Menos contido, o popular apresentador do programa televisivo ‘The Grand Tour’, Jeremy Clarkson, afirmou que a jovem é “idiota” e que, por sua causa, “os jovens com menos de 25 anos não têm o mais pequeno interesse em carros”, acrescentando ainda que a ativista está a “matar o espetáculo dos carros” com os seus discursos ambientalistas.

Mas em Portugal a jovem também conta com apoiantes e críticos, como se tornou evidente aquando da sua chegada. Nuno Melo, eurodeputado do CDS-PP, criticou a jovem com recurso ao seu discurso das Nações Unidas. “Já de seguida, muitos deputados de pé, deslumbrados, aplaudindo a adolescente chorosa Greta, que os acusa de roubarem os sonhos (…) enquanto navega mundo fora com estilo”, escreveu o eurodeputado nas redes sociais. Miguel Sousa Tavares disse na TVI que a ativista “é um bocado a Joacine Katar da Escandinávia”, admitindo estar “um bocadinho farto da Greta Thunberg” e que a parte importante era “convencer Trump e Bolsonaro a preocuparem-se com estas questões”, referindo-se às alterações climáticas cuja existência os dois líderes repudiam. Por sua vez, os seus apoiantes em Portugal também são muitos, de forma a equilibrar as contas. Hugo Carvalho, deputado do PSD, assumiu que a jovem “é um símbolo de ativismo político” que conseguiu convocar “uma geração tida como desinteressada”.

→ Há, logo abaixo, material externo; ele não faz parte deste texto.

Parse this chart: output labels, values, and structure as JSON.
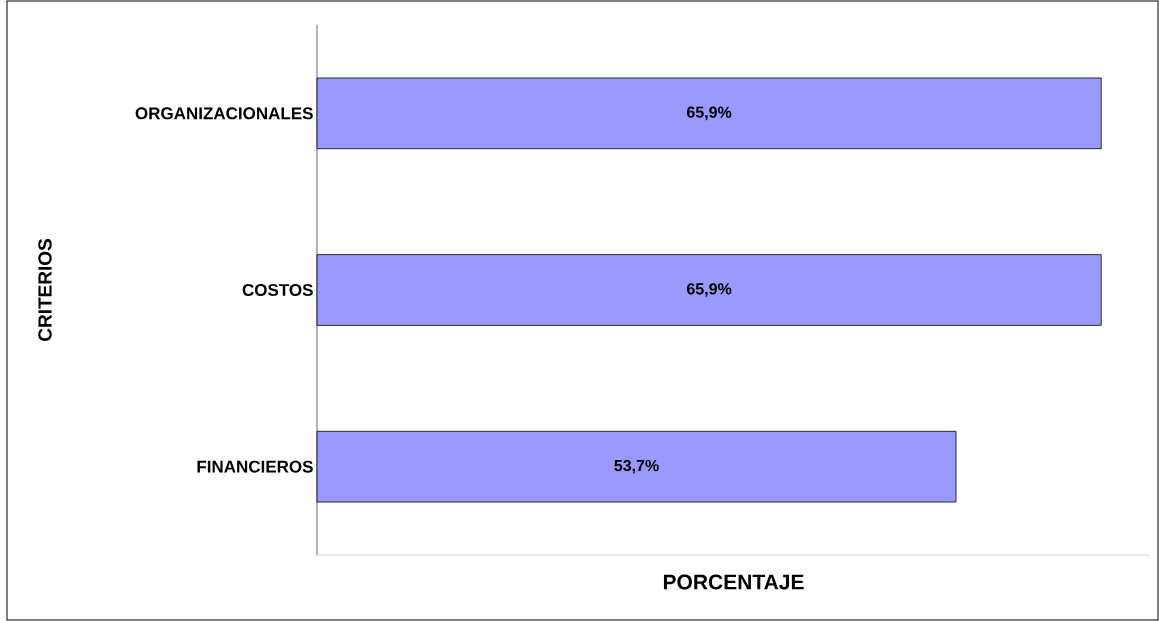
{
  "chart_data": {
    "type": "bar",
    "orientation": "horizontal",
    "xlabel": "PORCENTAJE",
    "ylabel": "CRITERIOS",
    "categories": [
      "ORGANIZACIONALES",
      "COSTOS",
      "FINANCIEROS"
    ],
    "values": [
      65.9,
      65.9,
      53.7
    ],
    "value_labels": [
      "65,9%",
      "65,9%",
      "53,7%"
    ],
    "color": "#9999ff",
    "xlim": [
      0,
      70
    ]
  }
}
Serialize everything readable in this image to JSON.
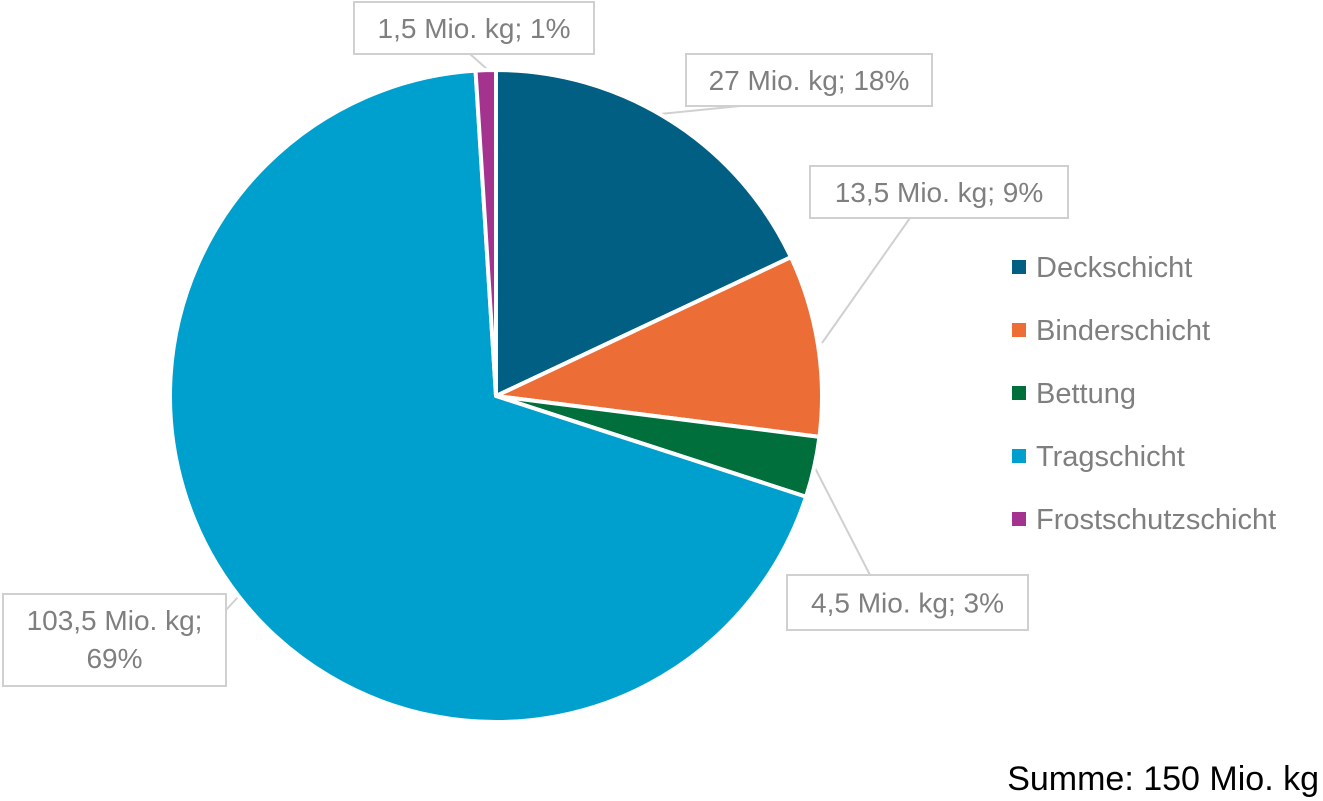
{
  "chart_data": {
    "type": "pie",
    "series": [
      {
        "name": "",
        "categories": [
          "Deckschicht",
          "Binderschicht",
          "Bettung",
          "Tragschicht",
          "Frostschutzschicht"
        ],
        "values": [
          27,
          13.5,
          4.5,
          103.5,
          1.5
        ],
        "percent_labels": [
          "18%",
          "9%",
          "3%",
          "69%",
          "1%"
        ],
        "value_labels": [
          "27 Mio. kg; 18%",
          "13,5 Mio. kg; 9%",
          "4,5 Mio. kg; 3%",
          "103,5 Mio. kg; 69%",
          "1,5 Mio. kg; 1%"
        ],
        "colors": [
          "#005f83",
          "#ec6d35",
          "#006f3c",
          "#00a0ce",
          "#a4338f"
        ]
      }
    ],
    "legend": {
      "placement": "right",
      "entries": [
        "Deckschicht",
        "Binderschicht",
        "Bettung",
        "Tragschicht",
        "Frostschutzschicht"
      ]
    },
    "annotation": "Summe: 150 Mio. kg"
  }
}
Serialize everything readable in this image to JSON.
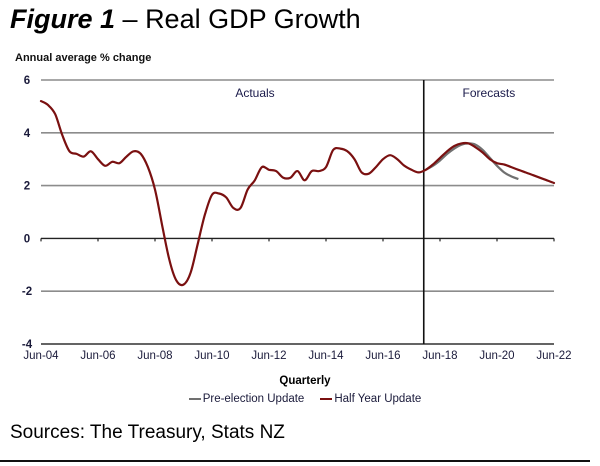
{
  "figure": {
    "number_label": "Figure 1",
    "dash": " – ",
    "title": "Real GDP Growth",
    "sources": "Sources:  The Treasury, Stats NZ"
  },
  "chart_data": {
    "type": "line",
    "title": "Real GDP Growth",
    "ylabel": "Annual average % change",
    "xlabel": "Quarterly",
    "ylim": [
      -4,
      6
    ],
    "yticks": [
      6,
      4,
      2,
      0,
      -2,
      -4
    ],
    "ytick_labels": [
      "6",
      "4",
      "2",
      "0",
      "-2",
      "-4"
    ],
    "xticks": [
      "Jun-04",
      "Jun-06",
      "Jun-08",
      "Jun-10",
      "Jun-12",
      "Jun-14",
      "Jun-16",
      "Jun-18",
      "Jun-20",
      "Jun-22"
    ],
    "x_start": "Jun-04",
    "x_end": "Jun-22",
    "frequency": "quarterly",
    "grid": true,
    "legend_position": "bottom",
    "annotations": {
      "actuals_label": "Actuals",
      "forecasts_label": "Forecasts",
      "forecast_start": "Dec-17"
    },
    "series": [
      {
        "name": "Pre-election Update",
        "color": "#707070",
        "start": "Dec-17",
        "values": [
          2.6,
          2.75,
          2.95,
          3.2,
          3.4,
          3.55,
          3.6,
          3.55,
          3.35,
          3.05,
          2.75,
          2.5,
          2.35,
          2.25
        ]
      },
      {
        "name": "Half Year Update",
        "color": "#7a1010",
        "start": "Jun-04",
        "values": [
          5.2,
          5.05,
          4.7,
          3.9,
          3.3,
          3.2,
          3.1,
          3.3,
          3.0,
          2.75,
          2.9,
          2.85,
          3.1,
          3.3,
          3.2,
          2.7,
          1.85,
          0.5,
          -0.8,
          -1.6,
          -1.75,
          -1.3,
          -0.2,
          0.9,
          1.65,
          1.7,
          1.55,
          1.15,
          1.15,
          1.85,
          2.2,
          2.7,
          2.6,
          2.55,
          2.3,
          2.3,
          2.55,
          2.2,
          2.55,
          2.55,
          2.7,
          3.35,
          3.4,
          3.3,
          3.0,
          2.5,
          2.45,
          2.7,
          3.0,
          3.15,
          3.0,
          2.75,
          2.6,
          2.5,
          2.6,
          2.8,
          3.05,
          3.3,
          3.5,
          3.6,
          3.6,
          3.45,
          3.25,
          3.0,
          2.85,
          2.8,
          2.7,
          2.6,
          2.5,
          2.4,
          2.3,
          2.2,
          2.1
        ]
      }
    ]
  }
}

O ministro do Ambiente e da Ação Climática, João Matos Fernandes, escreveu uma carta à jovem a agradecer o ativismo que esta tem apresentado “para o maior desafio dos nossos tempos”. O ativista da Climáximo, João Camargo, um dos presentes aquando da sua chegada a Lisboa, referiu que Thunberg é “um símbolo para iluminar a escuridão” que as alterações climáticas e aquecimento global representam para o mundo.

António Guterres, atual secretário-geral da Organização das Nações Unidas, tem afirmado que a jovem é um símbolo mas que está a oferecer soluções e a exigir ações urgentes a uma “geração que tem fracassado em preservar o planeta”.